According to a Greenpeace study: Wissing sees “unbeatable advantages” of flying

According to Greenpeace study
Wissing sees “unbeatable advantages” of flying

According to Greenpeace, air travel within Europe is usually cheaper than traveling by train. The NGO is calling for a Europe-wide kerosene tax to counteract this. Encouragement comes from Green politician Hofreiter. Federal Transport Minister Wissing draws different conclusions.

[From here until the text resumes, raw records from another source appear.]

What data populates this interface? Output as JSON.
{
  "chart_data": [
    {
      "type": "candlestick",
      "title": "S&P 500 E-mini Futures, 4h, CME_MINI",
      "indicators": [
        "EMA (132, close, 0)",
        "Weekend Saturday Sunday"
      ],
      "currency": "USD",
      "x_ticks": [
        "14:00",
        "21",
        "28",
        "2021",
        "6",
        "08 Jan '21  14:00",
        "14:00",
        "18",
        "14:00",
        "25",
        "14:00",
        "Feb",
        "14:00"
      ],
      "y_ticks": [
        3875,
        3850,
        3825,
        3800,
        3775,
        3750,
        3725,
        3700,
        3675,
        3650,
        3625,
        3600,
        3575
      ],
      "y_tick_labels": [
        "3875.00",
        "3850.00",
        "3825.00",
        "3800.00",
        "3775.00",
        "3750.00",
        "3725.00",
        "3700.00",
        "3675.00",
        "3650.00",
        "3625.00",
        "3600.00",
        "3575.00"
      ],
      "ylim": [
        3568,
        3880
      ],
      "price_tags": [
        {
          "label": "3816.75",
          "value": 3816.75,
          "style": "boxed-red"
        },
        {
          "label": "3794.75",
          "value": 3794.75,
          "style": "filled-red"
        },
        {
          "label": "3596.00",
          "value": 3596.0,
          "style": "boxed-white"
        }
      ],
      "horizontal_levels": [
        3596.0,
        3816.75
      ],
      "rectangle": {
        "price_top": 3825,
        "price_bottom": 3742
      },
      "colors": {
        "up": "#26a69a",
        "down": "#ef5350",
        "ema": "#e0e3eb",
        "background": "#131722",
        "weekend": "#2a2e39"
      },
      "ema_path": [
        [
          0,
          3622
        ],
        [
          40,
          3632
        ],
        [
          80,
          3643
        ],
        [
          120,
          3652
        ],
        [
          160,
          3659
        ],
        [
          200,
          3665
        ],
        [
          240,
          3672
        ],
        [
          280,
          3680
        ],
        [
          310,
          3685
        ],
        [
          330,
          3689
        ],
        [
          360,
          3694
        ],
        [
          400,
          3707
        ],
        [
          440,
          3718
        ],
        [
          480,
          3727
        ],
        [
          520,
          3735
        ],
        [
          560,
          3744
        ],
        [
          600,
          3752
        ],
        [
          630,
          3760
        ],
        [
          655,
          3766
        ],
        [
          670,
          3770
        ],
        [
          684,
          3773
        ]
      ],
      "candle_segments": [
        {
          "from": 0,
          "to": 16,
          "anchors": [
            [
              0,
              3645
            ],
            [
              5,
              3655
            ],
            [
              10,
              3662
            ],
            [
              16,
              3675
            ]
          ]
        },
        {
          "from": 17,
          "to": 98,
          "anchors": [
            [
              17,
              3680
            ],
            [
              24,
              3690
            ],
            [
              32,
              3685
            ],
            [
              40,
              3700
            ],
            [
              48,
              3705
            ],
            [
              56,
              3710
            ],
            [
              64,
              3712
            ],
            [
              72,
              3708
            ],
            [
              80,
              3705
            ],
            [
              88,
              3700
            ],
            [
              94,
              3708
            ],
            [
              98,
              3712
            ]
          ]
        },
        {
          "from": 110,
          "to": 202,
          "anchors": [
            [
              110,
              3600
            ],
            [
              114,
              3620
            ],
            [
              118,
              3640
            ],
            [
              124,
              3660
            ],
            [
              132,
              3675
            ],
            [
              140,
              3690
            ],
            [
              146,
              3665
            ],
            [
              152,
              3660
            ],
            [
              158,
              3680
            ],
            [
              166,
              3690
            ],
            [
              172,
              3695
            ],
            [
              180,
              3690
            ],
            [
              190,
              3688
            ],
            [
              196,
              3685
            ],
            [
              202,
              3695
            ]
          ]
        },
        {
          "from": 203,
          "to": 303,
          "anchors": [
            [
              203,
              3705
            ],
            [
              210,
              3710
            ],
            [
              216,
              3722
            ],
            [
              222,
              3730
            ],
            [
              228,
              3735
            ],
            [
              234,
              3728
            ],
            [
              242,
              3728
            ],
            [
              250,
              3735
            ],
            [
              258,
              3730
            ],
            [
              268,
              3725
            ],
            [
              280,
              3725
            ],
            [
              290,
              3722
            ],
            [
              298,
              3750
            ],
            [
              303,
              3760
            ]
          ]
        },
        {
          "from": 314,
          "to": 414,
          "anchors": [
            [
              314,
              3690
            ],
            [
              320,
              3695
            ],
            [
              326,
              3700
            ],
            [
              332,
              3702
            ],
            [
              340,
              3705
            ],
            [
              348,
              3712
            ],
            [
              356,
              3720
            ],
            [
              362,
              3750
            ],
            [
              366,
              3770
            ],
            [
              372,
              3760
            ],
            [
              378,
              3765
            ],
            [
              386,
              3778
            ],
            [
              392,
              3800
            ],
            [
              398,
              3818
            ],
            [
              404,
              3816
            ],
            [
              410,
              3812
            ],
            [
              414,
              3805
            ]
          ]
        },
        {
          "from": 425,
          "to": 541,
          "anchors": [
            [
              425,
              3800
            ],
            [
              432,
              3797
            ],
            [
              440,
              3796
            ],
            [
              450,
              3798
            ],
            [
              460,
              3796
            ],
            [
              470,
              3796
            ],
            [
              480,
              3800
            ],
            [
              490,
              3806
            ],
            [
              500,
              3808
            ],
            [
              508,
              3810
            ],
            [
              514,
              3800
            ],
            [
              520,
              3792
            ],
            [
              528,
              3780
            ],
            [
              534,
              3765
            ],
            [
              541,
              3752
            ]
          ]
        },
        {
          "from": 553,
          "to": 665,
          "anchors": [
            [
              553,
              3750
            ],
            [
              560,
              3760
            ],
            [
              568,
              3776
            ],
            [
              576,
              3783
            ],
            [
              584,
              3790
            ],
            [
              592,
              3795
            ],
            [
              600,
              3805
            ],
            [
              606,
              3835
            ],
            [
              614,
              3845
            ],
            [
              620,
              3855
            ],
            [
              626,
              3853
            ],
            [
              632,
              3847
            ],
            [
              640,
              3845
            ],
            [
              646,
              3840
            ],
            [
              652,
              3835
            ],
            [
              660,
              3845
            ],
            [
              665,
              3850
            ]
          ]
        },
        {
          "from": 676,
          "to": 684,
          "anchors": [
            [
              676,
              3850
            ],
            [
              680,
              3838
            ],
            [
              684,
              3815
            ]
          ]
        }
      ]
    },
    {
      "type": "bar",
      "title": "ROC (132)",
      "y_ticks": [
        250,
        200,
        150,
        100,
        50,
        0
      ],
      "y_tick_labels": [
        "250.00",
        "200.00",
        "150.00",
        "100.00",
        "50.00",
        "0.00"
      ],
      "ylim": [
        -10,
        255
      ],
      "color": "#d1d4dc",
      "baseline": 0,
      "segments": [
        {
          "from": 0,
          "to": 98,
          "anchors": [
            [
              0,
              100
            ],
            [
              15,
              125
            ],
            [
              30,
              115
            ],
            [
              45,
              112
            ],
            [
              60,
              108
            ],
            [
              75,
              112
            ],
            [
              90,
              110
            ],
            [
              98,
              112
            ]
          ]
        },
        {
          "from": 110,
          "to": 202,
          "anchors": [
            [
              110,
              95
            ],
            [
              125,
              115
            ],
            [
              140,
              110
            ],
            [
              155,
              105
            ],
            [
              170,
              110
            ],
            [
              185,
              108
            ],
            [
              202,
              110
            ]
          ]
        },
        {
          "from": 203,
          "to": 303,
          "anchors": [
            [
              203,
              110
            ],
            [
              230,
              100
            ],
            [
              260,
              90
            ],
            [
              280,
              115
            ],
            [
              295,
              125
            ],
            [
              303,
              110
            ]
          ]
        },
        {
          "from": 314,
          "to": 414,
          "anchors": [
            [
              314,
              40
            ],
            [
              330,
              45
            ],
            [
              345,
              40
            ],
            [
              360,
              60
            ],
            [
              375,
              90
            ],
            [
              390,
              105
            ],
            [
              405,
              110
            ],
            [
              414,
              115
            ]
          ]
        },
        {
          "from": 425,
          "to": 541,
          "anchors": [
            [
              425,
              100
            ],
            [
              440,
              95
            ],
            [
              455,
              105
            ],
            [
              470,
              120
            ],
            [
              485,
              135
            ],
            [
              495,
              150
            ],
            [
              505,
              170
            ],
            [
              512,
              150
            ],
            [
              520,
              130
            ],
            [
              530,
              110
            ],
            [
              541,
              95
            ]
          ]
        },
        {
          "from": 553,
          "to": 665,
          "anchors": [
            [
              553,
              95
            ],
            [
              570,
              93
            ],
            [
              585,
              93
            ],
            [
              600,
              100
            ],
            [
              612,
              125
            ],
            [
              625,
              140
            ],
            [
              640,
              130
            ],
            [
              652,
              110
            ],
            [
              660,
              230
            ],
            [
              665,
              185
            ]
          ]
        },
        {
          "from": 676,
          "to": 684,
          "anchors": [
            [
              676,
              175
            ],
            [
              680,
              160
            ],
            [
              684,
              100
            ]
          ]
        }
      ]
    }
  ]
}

Federal Transport Minister Volker Wissing sees air travel as having an unbeatable advantage over rail travel. Rail traffic will always have a harder time compared to airplanes, Wissing told the newspapers of the Funke media group. “Anyone who wants to take the train to Spain or Portugal, for example, can quickly be on the road for more than a day and have to change trains several times. The plane has unbeatable advantages there.” The FDP politician was reacting to a publication by the environmental organization Greenpeace, according to which the train is often more expensive than the plane when traveling through Europe.

The transport minister explained that he is working with neighboring European countries to make cross-border rail transport more attractive. “However, this is not trivial: For example, there are different traction current and train protection systems in the individual countries, so that the locomotive has to be replaced every time at the border and the driver at the same time – because of different operating languages ​​and rules. In some countries there is a reservation obligation, in others not.” All of this affects the price. “It is all the more important that we become climate-neutral as quickly as possible when flying,” said Wissing.

Hofreiter: Lack of kerosene tax distorts prices

Greenpeace compared the ticket prices for planes and trains on 112 routes across Europe at several booking times. According to the organization, the train is 71 percent more expensive for customers than the more climate-damaging air connections. Of the 31 connections with start or end points in Germany, the train was more expensive in half of the cases. Greenpeace linked the study with the demand for a Europe-wide kerosene tax of 50 cents per liter.

The Green European politician Anton Hofreiter agreed with similar thoughts. “It remains a problem that climate-damaging subsidies and the lack of a European kerosene tax continue to distort prices,” Hofreiter told the newspapers of the Funke media group. “With the 49-euro ticket, traveling by train on regional trains has already become significantly cheaper. Now it’s time to improve long-distance transport as well,” Hofreiter demanded. “For this, massive investments must be made in the rail infrastructure in order to expand capacities and expand the range of services.”